How HAIs lead to direct, indirect and unintended hospital costs

Roughly 1.7 million hospital-associated infections occur annually in acute-care hospitals which result in tens of thousands of patient deaths and cost billions of dollars to the healthcare system.

"We have to get to the bottom of why it is that we keep having the number of drug-resistant healthcare-associated infections that are currently reported" Lynn White, MD, said during a webinar hosted by Becker's Hospital Review.

Dr. White is a practicing anesthesiologist in Colorado and the president of Patient Shield Concepts, a company dedicated to the prevention of infections, and the inventor of SuctionShield, a unique oral suction tip holster that helps reduce cross-contamination.

According to Dr. White, the estimated direct medical cost of HAIs is around $10 billion annually, not including cost-shifting to private payers.

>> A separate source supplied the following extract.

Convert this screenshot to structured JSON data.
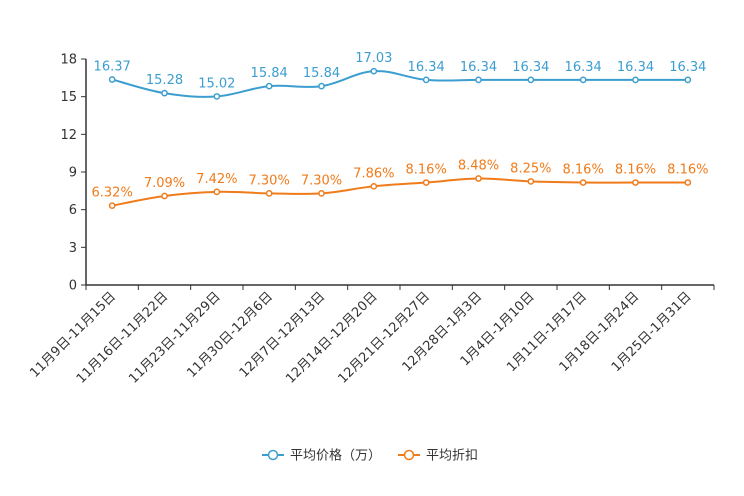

Including cost-shifting, HAIs may cost closer to between $35 billion and $45 billion for acute-care hospitals annually. The total direct, indirect and nonmedical social costs of HAIs are estimated at around $96 billion to $147 billion annually, including loss of work, legal costs and other patient factors.

Dr. White broke down the costs of HAIs — including catheter-associated urinary tract infections, central line-associated bloodstream infections, surgical-site infections, ventilator-associated pneumonia, Clostridium difficile infections and methicillin-resistant Staphylococcus aureus — even further into the following categories:

Direct Medical Costs

Some of the components of direct medical costs include hospital admissions, increased length of stay and patient mortality that results from.

Highlighted below are the excess costs per patient of several common HAIs as compared to patients without an HAI:

  • CAUTI — $1,000 extra per patient
  • CDI — $11,000
  • SSI — $20,800
  • VAP — $40,000
  • CLABSI — $45,800

"If you were to take all of these costs and average them across the hospital and across every patient, with or without an HAI, it would amount to a surcharge of $1,100 per patient admitted to the hospital," said Dr. White.

The excess costs of HAIs increase substantially among patients who also contract MRSA. For instance, a patient with an SSI and MRSA costs the hospital roughly $42,000 more than a patient without an HAI, and a patient with comorbid CLABSI and MRSA costs $58,500 extra.

HAIs also typically lead to longer lengths of stay for patients, which is another factor that drives up costs. The average length of stay for a patient without an HAI is roughly five days.

Highlighted below is the number of extra days for which HAI patients are typically hospitalized.

  • CDI — 3.3 extra days
  • CLABSI — 10.4 extra days
  • SSI — 11.2 extra days
  • VAP — 13.1 extra days

Again, MRSA can skyrocket costs by increasing the length of stay for SSI patients by 23 extra days and CLABSI patients by 15.7 extra days.

Under the Patient Protection and Affordable Care Act, CMS can also penalize hospitals for high infection rates by tying reimbursements to factors influenced by infections, such as readmissions, mortality rates and patient satisfaction scores. Hospitals can also be penalized for improper reporting or failing to report to CMS' Inpatient Quality Reporting Services.

Indirect HAI Costs

CMS no longer reimburses hospitals for care provided to a patient who contracts an HAIs, which will impact many hospitals' bottom lines.

In 2014, it was predicted 2,225 hospitals would lose roughly $227 million in withheld compensation, ranging as high as $1 million in losses to some hospitals annually. In 2015, the penalty increases and reimbursement changes are predicted to cost a 300-bed hospital $1.3 million annually.

Indirectly, HAIs lead to a considerable financial burden and even bankruptcy for many patient families, as well as costs for medical malpractice cases and hospital liability.

Unintended costs of HAIs

By aggressively treating HAIs and misusing antibiotics, hospitals now have to combat costly multidrug resistant organisms. MDROs lead to unnecessary tests on newly admitted patients, longer lengths of stay and higher patient mortality rates.